La mayoría de las tristezas se asemejan a la enfermedad en el sentido de que exacerban la sensación de singularidad. Toda frustración amplía la desigualdad que entraña y, por consiguiente, se alimenta a sí misma. En términos objetivos, es ilógico, puesto que en la sociedad en la que vivimos la frustración es mucho más común que la satisfacción, y la desdicha mucho más habitual que la felicidad. Pero no se trata de una comparación objetiva. Se trata de no lograr encontrar una confirmación de uno mismo en el mundo exterior. Y esa falta de confirmación termina conduciendo a una sensación de inutilidad, que es la esencia de la soledad, pues pese a todos los horrores de la historia, la existencia de otros hombres siempre promete la posibilidad de tener una meta. Cualquier ejemplo encierra un poco de esperanza. Pero la convicción de ser único, singular, destruye todos los ejemplos.
Un paciente desdichado va al médico y le ofrece una enfermedad con la esperanza de que al menos esa parte de él (la enfermedad) pueda ser reconocible. Cree que su ser es imposible de conocer. No es nadie para el mundo, y el mundo no es nada para él. La tarea del médico ahí -a no ser que se limite a aceptar que existe una enfermedad y sencillamente se tranquilice a sí mismo diciéndose que es un paciente "difícil"- es reconocer al hombre. Si el hombre empieza a sentir que es reconocido -y ese reconocimiento podría incluir rasgos de su carácter que él todavía no ha reconocido en sí mismo-, habrá cambiado la naturaleza desesperada de su desdicha: incluso podría tener una oportunidad de ser feliz.

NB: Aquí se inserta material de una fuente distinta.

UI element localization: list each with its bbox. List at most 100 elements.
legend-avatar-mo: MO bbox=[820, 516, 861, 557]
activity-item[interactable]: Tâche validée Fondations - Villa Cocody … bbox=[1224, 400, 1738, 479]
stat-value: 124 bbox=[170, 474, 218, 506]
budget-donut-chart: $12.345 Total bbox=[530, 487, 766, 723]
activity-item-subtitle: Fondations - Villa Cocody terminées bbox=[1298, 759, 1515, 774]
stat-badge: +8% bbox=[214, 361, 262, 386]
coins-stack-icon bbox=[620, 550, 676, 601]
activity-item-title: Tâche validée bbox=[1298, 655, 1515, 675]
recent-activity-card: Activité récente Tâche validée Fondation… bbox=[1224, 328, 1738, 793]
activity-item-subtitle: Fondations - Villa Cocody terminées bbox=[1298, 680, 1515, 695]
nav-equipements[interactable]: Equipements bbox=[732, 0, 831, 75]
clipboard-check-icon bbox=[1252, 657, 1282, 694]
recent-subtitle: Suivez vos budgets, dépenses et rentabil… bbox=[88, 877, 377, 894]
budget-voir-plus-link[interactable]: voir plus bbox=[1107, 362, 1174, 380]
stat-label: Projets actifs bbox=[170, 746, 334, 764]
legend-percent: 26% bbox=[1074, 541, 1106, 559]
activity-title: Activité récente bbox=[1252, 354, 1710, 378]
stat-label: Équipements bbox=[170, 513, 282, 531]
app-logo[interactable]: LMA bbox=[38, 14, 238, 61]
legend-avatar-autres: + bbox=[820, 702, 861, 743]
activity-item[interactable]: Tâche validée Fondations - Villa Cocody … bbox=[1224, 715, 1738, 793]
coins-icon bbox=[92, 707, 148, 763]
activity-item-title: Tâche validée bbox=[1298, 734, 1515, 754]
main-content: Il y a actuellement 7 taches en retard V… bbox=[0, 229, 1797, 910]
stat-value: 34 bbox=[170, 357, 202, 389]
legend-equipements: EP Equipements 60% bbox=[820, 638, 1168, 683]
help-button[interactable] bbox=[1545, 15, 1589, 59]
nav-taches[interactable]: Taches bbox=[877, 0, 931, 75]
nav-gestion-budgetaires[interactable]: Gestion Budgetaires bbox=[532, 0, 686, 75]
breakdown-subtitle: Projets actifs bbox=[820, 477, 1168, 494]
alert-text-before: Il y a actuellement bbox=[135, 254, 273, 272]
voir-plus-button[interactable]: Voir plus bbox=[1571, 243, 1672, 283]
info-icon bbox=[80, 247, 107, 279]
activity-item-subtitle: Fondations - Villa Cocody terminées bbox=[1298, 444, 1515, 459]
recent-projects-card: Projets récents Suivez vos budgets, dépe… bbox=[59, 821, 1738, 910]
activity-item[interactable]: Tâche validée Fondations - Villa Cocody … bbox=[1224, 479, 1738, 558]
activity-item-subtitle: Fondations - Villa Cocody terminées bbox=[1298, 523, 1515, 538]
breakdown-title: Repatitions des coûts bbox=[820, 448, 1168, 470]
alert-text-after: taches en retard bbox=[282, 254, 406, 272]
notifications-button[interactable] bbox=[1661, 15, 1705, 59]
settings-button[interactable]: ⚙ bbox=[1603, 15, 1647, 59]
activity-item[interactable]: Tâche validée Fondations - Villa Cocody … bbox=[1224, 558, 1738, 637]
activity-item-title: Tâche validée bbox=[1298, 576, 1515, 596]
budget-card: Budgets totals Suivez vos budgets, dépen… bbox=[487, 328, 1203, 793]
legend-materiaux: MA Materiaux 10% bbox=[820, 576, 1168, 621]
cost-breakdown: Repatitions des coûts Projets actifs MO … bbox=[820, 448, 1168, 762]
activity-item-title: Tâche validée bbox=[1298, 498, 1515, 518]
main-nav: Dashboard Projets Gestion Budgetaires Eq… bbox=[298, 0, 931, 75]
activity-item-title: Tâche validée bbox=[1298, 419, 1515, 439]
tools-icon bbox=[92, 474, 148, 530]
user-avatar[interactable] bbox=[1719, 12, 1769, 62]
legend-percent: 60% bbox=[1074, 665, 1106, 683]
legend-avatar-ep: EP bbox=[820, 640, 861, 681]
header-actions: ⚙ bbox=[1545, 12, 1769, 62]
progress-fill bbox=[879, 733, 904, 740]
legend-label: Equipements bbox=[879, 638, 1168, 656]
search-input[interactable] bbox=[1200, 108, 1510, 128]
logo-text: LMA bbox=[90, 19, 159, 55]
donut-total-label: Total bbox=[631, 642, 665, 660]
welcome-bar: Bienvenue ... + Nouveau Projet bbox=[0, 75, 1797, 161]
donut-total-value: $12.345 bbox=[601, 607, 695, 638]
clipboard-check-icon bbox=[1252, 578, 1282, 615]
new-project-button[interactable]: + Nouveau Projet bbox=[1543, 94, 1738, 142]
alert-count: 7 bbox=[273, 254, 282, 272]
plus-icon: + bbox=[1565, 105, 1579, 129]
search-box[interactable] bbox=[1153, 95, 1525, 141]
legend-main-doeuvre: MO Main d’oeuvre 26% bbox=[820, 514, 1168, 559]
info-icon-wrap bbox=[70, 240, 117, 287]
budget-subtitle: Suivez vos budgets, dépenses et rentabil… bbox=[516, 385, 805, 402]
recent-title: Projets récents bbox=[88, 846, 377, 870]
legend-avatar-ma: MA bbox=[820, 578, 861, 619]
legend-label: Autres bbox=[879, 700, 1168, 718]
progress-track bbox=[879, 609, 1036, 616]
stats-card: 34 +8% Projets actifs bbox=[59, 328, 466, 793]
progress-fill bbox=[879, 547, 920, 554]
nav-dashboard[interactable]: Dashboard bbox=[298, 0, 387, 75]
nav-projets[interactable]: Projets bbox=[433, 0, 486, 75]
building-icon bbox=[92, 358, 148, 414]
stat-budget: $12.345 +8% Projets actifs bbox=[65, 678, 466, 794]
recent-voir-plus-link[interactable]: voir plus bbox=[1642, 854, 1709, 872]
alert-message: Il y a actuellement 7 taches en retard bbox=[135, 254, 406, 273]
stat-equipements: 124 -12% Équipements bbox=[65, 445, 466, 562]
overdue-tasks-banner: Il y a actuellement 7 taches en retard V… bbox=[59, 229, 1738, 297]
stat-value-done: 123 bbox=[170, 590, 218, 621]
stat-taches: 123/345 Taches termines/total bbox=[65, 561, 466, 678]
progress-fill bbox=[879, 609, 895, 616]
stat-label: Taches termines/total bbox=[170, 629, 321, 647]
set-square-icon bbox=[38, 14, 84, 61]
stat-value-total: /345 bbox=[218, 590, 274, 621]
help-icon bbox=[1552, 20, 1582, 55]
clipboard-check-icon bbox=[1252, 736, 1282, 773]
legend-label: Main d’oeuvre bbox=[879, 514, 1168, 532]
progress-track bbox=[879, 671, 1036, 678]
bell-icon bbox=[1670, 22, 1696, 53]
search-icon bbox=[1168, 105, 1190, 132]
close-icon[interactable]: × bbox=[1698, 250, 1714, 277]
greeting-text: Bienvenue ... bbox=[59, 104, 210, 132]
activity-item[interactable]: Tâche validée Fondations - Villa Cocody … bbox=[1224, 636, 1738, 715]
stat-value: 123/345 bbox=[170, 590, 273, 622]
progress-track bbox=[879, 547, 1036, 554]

Soy del todo consciente de que estoy empleando la palabra "reconocimiento" para referirme a una serie de complicadas técnicas de psicoterapia, pero tales técnicas son precisamente medios que posibilitan el proceso de reconocimiento. ¿Cómo empieza un médico a hacer que un paciente desdichado se sienta reconocido?
Con un recibimiento frontal y directo no conseguirá mucho. Para el paciente, su nombre ha perdido todo su significado: se ha transformado en un muro tras el que se oculta lo que le está sucediendo sólo a él. Tampoco se le puede dar nombre a su desdicha, como sucede en el caso de la enfermedad. ¿Qué significa la palabra "depresión" para alguien que está deprimido? No es más que un eco de su propia voz.
El reconocimiento tiene que ser oblicuo. El desdichado espera que se lo trate como si fuera una persona insignificante con ciertos síntomas pegados a él. Por una amarga paradoja, el estado de persona insignificante confirma entonces su singularidad. Hay que romper ese círculo. Y esto se puede lograr si el médico se presenta ante el paciente como un hombre igual que él, lo que exige por su parte un gran esfuerzo de imaginación y un conocimiento muy preciso de sí mismo. Hay que darle al paciente la oportunidad de que reconozca, pese a que su identidad esté dañada, aspectos suyos en el médico, pero de tal modo que parezca que éste es cualquier hombre. Esta oportunidad nunca es el resultado de un solo encuentro con el médico, y muchas veces la provoca más cierta atmósfera general que las palabras que puedan decirse. A medida que aumenta la confianza del paciente, el proceso de reconocimiento se hace más sutil. En una fase posterior del tratamiento, el hecho de que el médico acepte lo que le cuenta y la precisión con la que aprecia sus insinuaciones sobre cómo podrían encajar las diferentes partes de su vida, terminarán convenciendo al paciente de que él y el médico y el resto de los hombres son semejantes; le parecerá que el médico conoce tan bien como él lo que quiera que le cuente sobre sus miedos y sus fantasías. Ha dejado de ser una excepción. Puede ser reconocido. Y esto constituye el requisito básico para la cura o la adaptación.